Vinod Khosla, co-founder of Sun Microsystems and the founding fathers of Khosla Ventures. Pat Brown, founder and C.E.O. of Impossible Foods. Jonathan Regev, co-founder of The Farmer’s Dog. Ufuk Akcigit, professor of financials at the University of Chicago. Jonathan Levy, prof of biography at the University of Chicago. Mariana Mazzucato, prof of economics at University College London. Bill Janeway, senior advisor and managing director of Warburg Pincus and professor of fiscals at Cambridge University.

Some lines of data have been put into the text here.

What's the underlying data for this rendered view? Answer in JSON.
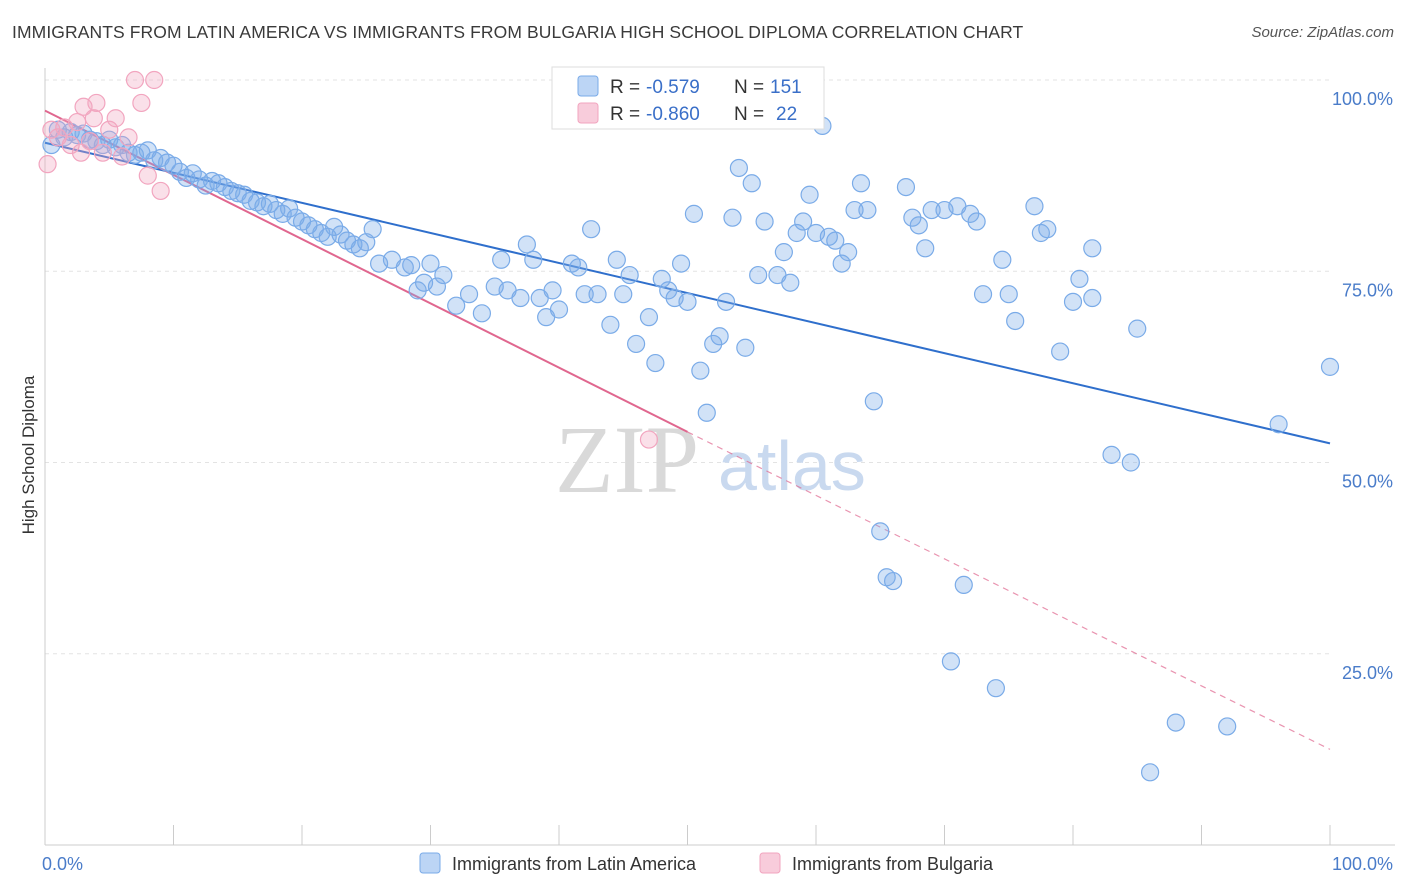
{
  "title": "IMMIGRANTS FROM LATIN AMERICA VS IMMIGRANTS FROM BULGARIA HIGH SCHOOL DIPLOMA CORRELATION CHART",
  "source": "Source: ZipAtlas.com",
  "watermark": {
    "zip": "ZIP",
    "atlas": "atlas"
  },
  "chart_data": {
    "type": "scatter",
    "ylabel": "High School Diploma",
    "xlim": [
      0,
      100
    ],
    "ylim": [
      0,
      100
    ],
    "x_ticks": [
      {
        "value": 0,
        "label": "0.0%"
      },
      {
        "value": 100,
        "label": "100.0%"
      }
    ],
    "y_ticks": [
      {
        "value": 25,
        "label": "25.0%"
      },
      {
        "value": 50,
        "label": "50.0%"
      },
      {
        "value": 75,
        "label": "75.0%"
      },
      {
        "value": 100,
        "label": "100.0%"
      }
    ],
    "grid": "horizontal-dashed",
    "legend_top": [
      {
        "r_label": "R = ",
        "r_value": "-0.579",
        "n_label": "N = ",
        "n_value": "151",
        "color": "#7aabe8"
      },
      {
        "r_label": "R = ",
        "r_value": "-0.860",
        "n_label": "N = ",
        "n_value": "22",
        "color": "#f2a5bf"
      }
    ],
    "series": [
      {
        "name": "Immigrants from Latin America",
        "color": "#7aabe8",
        "line_color": "#2f6fcc",
        "trend": {
          "x0": 0,
          "y0": 91.8,
          "x1": 100,
          "y1": 52.5
        },
        "points": [
          [
            0.5,
            91.5
          ],
          [
            1.0,
            93.5
          ],
          [
            1.5,
            92.5
          ],
          [
            2.0,
            93.2
          ],
          [
            2.5,
            92.8
          ],
          [
            3.0,
            93.0
          ],
          [
            3.5,
            92.2
          ],
          [
            4.0,
            92.0
          ],
          [
            4.5,
            91.5
          ],
          [
            5.0,
            92.2
          ],
          [
            5.5,
            91.2
          ],
          [
            6.0,
            91.5
          ],
          [
            6.5,
            90.5
          ],
          [
            7.0,
            90.2
          ],
          [
            7.5,
            90.5
          ],
          [
            8.0,
            90.8
          ],
          [
            8.5,
            89.5
          ],
          [
            9.0,
            89.8
          ],
          [
            9.5,
            89.2
          ],
          [
            10.0,
            88.8
          ],
          [
            10.5,
            88.0
          ],
          [
            11.0,
            87.2
          ],
          [
            11.5,
            87.8
          ],
          [
            12.0,
            87.0
          ],
          [
            12.5,
            86.2
          ],
          [
            13.0,
            86.8
          ],
          [
            13.5,
            86.5
          ],
          [
            14.0,
            86.0
          ],
          [
            14.5,
            85.5
          ],
          [
            15.0,
            85.2
          ],
          [
            15.5,
            85.0
          ],
          [
            16.0,
            84.2
          ],
          [
            16.5,
            84.0
          ],
          [
            17.0,
            83.5
          ],
          [
            17.5,
            83.8
          ],
          [
            18.0,
            83.0
          ],
          [
            18.5,
            82.5
          ],
          [
            19.0,
            83.2
          ],
          [
            19.5,
            82.0
          ],
          [
            20.0,
            81.5
          ],
          [
            20.5,
            81.0
          ],
          [
            21.0,
            80.5
          ],
          [
            21.5,
            80.0
          ],
          [
            22.0,
            79.5
          ],
          [
            22.5,
            80.8
          ],
          [
            23.0,
            79.8
          ],
          [
            23.5,
            79.0
          ],
          [
            24.0,
            78.5
          ],
          [
            24.5,
            78.0
          ],
          [
            25.0,
            78.8
          ],
          [
            25.5,
            80.5
          ],
          [
            26.0,
            76.0
          ],
          [
            27.0,
            76.5
          ],
          [
            28.0,
            75.5
          ],
          [
            28.5,
            75.8
          ],
          [
            29.0,
            72.5
          ],
          [
            29.5,
            73.5
          ],
          [
            30.0,
            76.0
          ],
          [
            30.5,
            73.0
          ],
          [
            31.0,
            74.5
          ],
          [
            32.0,
            70.5
          ],
          [
            33.0,
            72.0
          ],
          [
            34.0,
            69.5
          ],
          [
            35.0,
            73.0
          ],
          [
            35.5,
            76.5
          ],
          [
            36.0,
            72.5
          ],
          [
            37.0,
            71.5
          ],
          [
            37.5,
            78.5
          ],
          [
            38.0,
            76.5
          ],
          [
            38.5,
            71.5
          ],
          [
            39.0,
            69.0
          ],
          [
            39.5,
            72.5
          ],
          [
            40.0,
            70.0
          ],
          [
            41.0,
            76.0
          ],
          [
            41.5,
            75.5
          ],
          [
            42.0,
            72.0
          ],
          [
            42.5,
            80.5
          ],
          [
            43.0,
            72.0
          ],
          [
            44.0,
            68.0
          ],
          [
            44.5,
            76.5
          ],
          [
            45.0,
            72.0
          ],
          [
            45.5,
            74.5
          ],
          [
            46.0,
            65.5
          ],
          [
            47.0,
            69.0
          ],
          [
            47.5,
            63.0
          ],
          [
            48.0,
            74.0
          ],
          [
            48.5,
            72.5
          ],
          [
            49.0,
            71.5
          ],
          [
            49.5,
            76.0
          ],
          [
            50.0,
            71.0
          ],
          [
            50.5,
            82.5
          ],
          [
            51.0,
            62.0
          ],
          [
            51.5,
            56.5
          ],
          [
            52.0,
            65.5
          ],
          [
            52.5,
            66.5
          ],
          [
            53.0,
            71.0
          ],
          [
            53.5,
            82.0
          ],
          [
            54.0,
            88.5
          ],
          [
            54.5,
            65.0
          ],
          [
            55.0,
            86.5
          ],
          [
            55.5,
            74.5
          ],
          [
            56.0,
            81.5
          ],
          [
            57.0,
            74.5
          ],
          [
            57.5,
            77.5
          ],
          [
            58.0,
            73.5
          ],
          [
            58.5,
            80.0
          ],
          [
            59.0,
            81.5
          ],
          [
            59.5,
            85.0
          ],
          [
            60.0,
            80.0
          ],
          [
            60.5,
            94.0
          ],
          [
            61.0,
            79.5
          ],
          [
            61.5,
            79.0
          ],
          [
            62.0,
            76.0
          ],
          [
            62.5,
            77.5
          ],
          [
            63.0,
            83.0
          ],
          [
            63.5,
            86.5
          ],
          [
            64.0,
            83.0
          ],
          [
            64.5,
            58.0
          ],
          [
            65.0,
            41.0
          ],
          [
            65.5,
            35.0
          ],
          [
            66.0,
            34.5
          ],
          [
            67.0,
            86.0
          ],
          [
            67.5,
            82.0
          ],
          [
            68.0,
            81.0
          ],
          [
            68.5,
            78.0
          ],
          [
            69.0,
            83.0
          ],
          [
            70.0,
            83.0
          ],
          [
            70.5,
            24.0
          ],
          [
            71.0,
            83.5
          ],
          [
            71.5,
            34.0
          ],
          [
            72.0,
            82.5
          ],
          [
            72.5,
            81.5
          ],
          [
            73.0,
            72.0
          ],
          [
            74.0,
            20.5
          ],
          [
            74.5,
            76.5
          ],
          [
            75.0,
            72.0
          ],
          [
            75.5,
            68.5
          ],
          [
            77.0,
            83.5
          ],
          [
            77.5,
            80.0
          ],
          [
            78.0,
            80.5
          ],
          [
            79.0,
            64.5
          ],
          [
            80.0,
            71.0
          ],
          [
            80.5,
            74.0
          ],
          [
            81.5,
            71.5
          ],
          [
            81.5,
            78.0
          ],
          [
            83.0,
            51.0
          ],
          [
            84.5,
            50.0
          ],
          [
            85.0,
            67.5
          ],
          [
            86.0,
            9.5
          ],
          [
            88.0,
            16.0
          ],
          [
            92.0,
            15.5
          ],
          [
            96.0,
            55.0
          ],
          [
            100.0,
            62.5
          ]
        ]
      },
      {
        "name": "Immigrants from Bulgaria",
        "color": "#f2a5bf",
        "line_color": "#e0678f",
        "trend": {
          "x0": 0,
          "y0": 96.0,
          "x1": 50,
          "y1": 54.0
        },
        "trend_extension": {
          "x0": 50,
          "y0": 54.0,
          "x1": 100,
          "y1": 12.5
        },
        "points": [
          [
            0.5,
            93.5
          ],
          [
            1.0,
            92.5
          ],
          [
            1.5,
            93.8
          ],
          [
            2.0,
            91.5
          ],
          [
            2.5,
            94.5
          ],
          [
            2.8,
            90.5
          ],
          [
            3.0,
            96.5
          ],
          [
            3.5,
            92.0
          ],
          [
            3.8,
            95.0
          ],
          [
            4.0,
            97.0
          ],
          [
            4.5,
            90.5
          ],
          [
            5.5,
            95.0
          ],
          [
            5.0,
            93.5
          ],
          [
            6.0,
            90.0
          ],
          [
            6.5,
            92.5
          ],
          [
            7.0,
            100.0
          ],
          [
            7.5,
            97.0
          ],
          [
            8.0,
            87.5
          ],
          [
            8.5,
            100.0
          ],
          [
            9.0,
            85.5
          ],
          [
            0.2,
            89.0
          ],
          [
            47.0,
            53.0
          ]
        ]
      }
    ]
  }
}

Ages of American Capitalism: A History of the United Position, by Jonathan Levy( 2021 ). NVCA 2021 Yearbook, by the National Venture Capital Association( 2021 ). “Value of Venture Capital Investment in the U.S. 1995 -2 020 ,” by CB Insights( 2021 ). “More Opportunity Than Capital: Venture Dollars Spread Throughout the U.S . ,” by Chris Metinko and Gene Teare( Crunchbase News, 2021 ). “The U.S. V.C. Female Founders Dashboard ,”( PitchBook, 2021 ). “Venture Capital’s Role in Financing Innovation: What We Know and How Much We Still Need to Learn ,” by Josh Lerner and Ramana Nanda( Journal of Economic Perspectives, 2020 ). “More Women Are Top V.C. Decision-Makers, but Parity is a Long Way Off ,” by Dan Primack( Axios, 2020 ). “Women V.C.s Invest in Up to 2x More Female Founders ,” by Collin West and Gopinath Sundaramurthy( Kauffman Fellows, 2020 ). VC: An American Record, by Tom Nicholas( 2019 ). “Federally Funded Research Drives Nearly One-Third of U.S. Patents, Report Discovery ,” by Brittany Flaherty( STAT, 2019 ). “Synergizing Ventures ,” by Ufuk Akcigit, Emin Dinlersoz, Jeremy Greenwood, and Veronika Penciakova( NBER Working Papers, 2019 ). “Synergising Ventures: The Impact of Venture Capital-Backed Firms on the Aggregate Economy ,” by Ufuk Akcigit, Emin Dinlersoz, Jeremy Greenwood, and Veronika Penciakova( VoxEU, 2019 ). “Tracking Investment by Sector ,”( The Wall Street Journal, 2018 ). “U.S. Share of Global Venture Capital Fell More Than 20% in 5 Years ,” by Anna Hensel( VentureBeat, 2018 ). “Rise of the Global Startup City ,” by Richard Florida and Ian Hathaway( Center for American Entrepreneurship, 2018 ). “The Top 20 Grounds Startups Fail ,” by CB Insights( 2017 ). “Where Do Venture Capital Dollars Actually Come From? This Visual Explains ,” by Lee Hower( NextView, 2014 ). Doing Capitalism in the Innovation Economy: Markets, Speculation and the State, by Bill Janeway( 2012 ). “Venture Capital Funds- How the Math Works ,” by Basil Peters( Angel Blog, 2008 ).


American Culture series by Freakonomics Radio( 2021 ). “The Future of Meat( Ep. 367 ) ,” by Freakonomics Radio( 2019 ). “Is the Government More Entrepreneurial Than You Think?( Ep. 348 ) ,” by Freakonomics Radio( 2018 ).